Infatti, con la sempre maggiore presenza di nuove generazioni all’interno delle aziende, le stesse dinamiche ludiche utilizzate per rapportarsi con l’ambiente esterno al lavoro si riflettono anche al suo interno. Ecco perché oggi numerose aziende stanno implementando all’interno del loro welfare aziendale alcune dinamiche di Gamification, grazie alle quali migliorano il benessere dei dipendenti e, allo stesso tempo, la loro produttività.

Qualcuno forse l’avrà già intuito: la Gamification e il digitale sono strettamente legati. Sebbene non esistano solo dinamiche di Gamification digitali, una strategia di engagement che abbracci il medium virtuale è imprescindibile per aver successo.

In poche parole si può affermare che la Gamification è una parte essenziale dell’universo della Digital Customer Experience. L’obiettivo, come noi di Neosperience ripetiamo sempre, è l’offerta di esperienze rilevanti per le persone; il gioco è sicuramente una dinamica che arricchisce le loro vite.

Negli anni abbiamo sviluppato una Solution specifica per la Gamification, che abbiamo deciso di legare strettamente con un altro strumento del marketing, ovvero il Nudging.
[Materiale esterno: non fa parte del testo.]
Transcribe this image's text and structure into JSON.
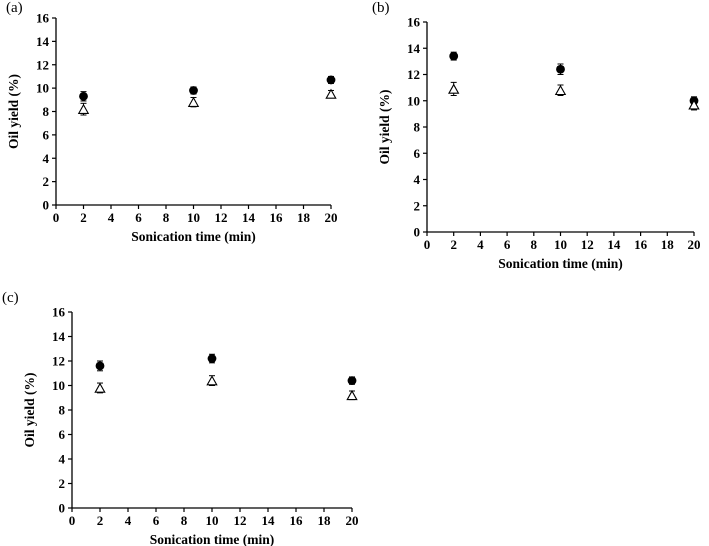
{
  "figure": {
    "background": "#ffffff",
    "marker_color": "#000000"
  },
  "chart_data": [
    {
      "panel_label": "(a)",
      "type": "scatter",
      "title": "",
      "xlabel": "Sonication time (min)",
      "ylabel": "Oil yield (%)",
      "xlim": [
        0,
        20
      ],
      "ylim": [
        0,
        16
      ],
      "xticks": [
        0,
        2,
        4,
        6,
        8,
        10,
        12,
        14,
        16,
        18,
        20
      ],
      "yticks": [
        0,
        2,
        4,
        6,
        8,
        10,
        12,
        14,
        16
      ],
      "grid": false,
      "legend": "none",
      "series": [
        {
          "name": "filled-circle",
          "marker": "circle",
          "x": [
            2,
            10,
            20
          ],
          "y": [
            9.3,
            9.8,
            10.7
          ],
          "yerr": [
            0.4,
            0.3,
            0.3
          ]
        },
        {
          "name": "open-triangle",
          "marker": "triangle-open",
          "x": [
            2,
            10,
            20
          ],
          "y": [
            8.2,
            8.8,
            9.5
          ],
          "yerr": [
            0.5,
            0.4,
            0.3
          ]
        }
      ]
    },
    {
      "panel_label": "(b)",
      "type": "scatter",
      "title": "",
      "xlabel": "Sonication time (min)",
      "ylabel": "Oil yield (%)",
      "xlim": [
        0,
        20
      ],
      "ylim": [
        0,
        16
      ],
      "xticks": [
        0,
        2,
        4,
        6,
        8,
        10,
        12,
        14,
        16,
        18,
        20
      ],
      "yticks": [
        0,
        2,
        4,
        6,
        8,
        10,
        12,
        14,
        16
      ],
      "grid": false,
      "legend": "none",
      "series": [
        {
          "name": "filled-circle",
          "marker": "circle",
          "x": [
            2,
            10,
            20
          ],
          "y": [
            13.4,
            12.4,
            10.0
          ],
          "yerr": [
            0.3,
            0.4,
            0.3
          ]
        },
        {
          "name": "open-triangle",
          "marker": "triangle-open",
          "x": [
            2,
            10,
            20
          ],
          "y": [
            10.9,
            10.8,
            9.7
          ],
          "yerr": [
            0.5,
            0.4,
            0.4
          ]
        }
      ]
    },
    {
      "panel_label": "(c)",
      "type": "scatter",
      "title": "",
      "xlabel": "Sonication time (min)",
      "ylabel": "Oil yield (%)",
      "xlim": [
        0,
        20
      ],
      "ylim": [
        0,
        16
      ],
      "xticks": [
        0,
        2,
        4,
        6,
        8,
        10,
        12,
        14,
        16,
        18,
        20
      ],
      "yticks": [
        0,
        2,
        4,
        6,
        8,
        10,
        12,
        14,
        16
      ],
      "grid": false,
      "legend": "none",
      "series": [
        {
          "name": "filled-circle",
          "marker": "circle",
          "x": [
            2,
            10,
            20
          ],
          "y": [
            11.6,
            12.2,
            10.4
          ],
          "yerr": [
            0.4,
            0.35,
            0.3
          ]
        },
        {
          "name": "open-triangle",
          "marker": "triangle-open",
          "x": [
            2,
            10,
            20
          ],
          "y": [
            9.8,
            10.4,
            9.2
          ],
          "yerr": [
            0.4,
            0.4,
            0.35
          ]
        }
      ]
    }
  ]
}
Nudging & Gamification è la piattaforma, arricchita con strumenti di IA, che permette di ideare e sviluppare dinamiche premianti e fidelizzanti per la propria azienda. Lo strumento offre ai clienti esperienze personalizzate in base alle loro caratteristiche e può essere applicata a touchpoint online e offline.

Il risultato sperato è riuscire a incoraggiare i clienti a raggiungere specifici obiettivi comportamentali, come l’acquisto di un articolo, il download di un contenuto o la compilazione di un modulo, ma le possibili implicazioni sono innumerevoli.

La Gamification è quindi un elemento strategico del quale difficilmente potremo a fare a meno nei prossimi anni. Offrire esperienze divertenti e coinvolgenti non è mai stato così “facile”; la tecnologia oggi ci permette di creare e gestire progetti anche molto complessi, con numerosi obiettivi e partecipanti, da una semplicissima dashboard. Perché non approfittarne per creare un legame di valore con il proprio pubblico e superare la crisi della fidelizzazione?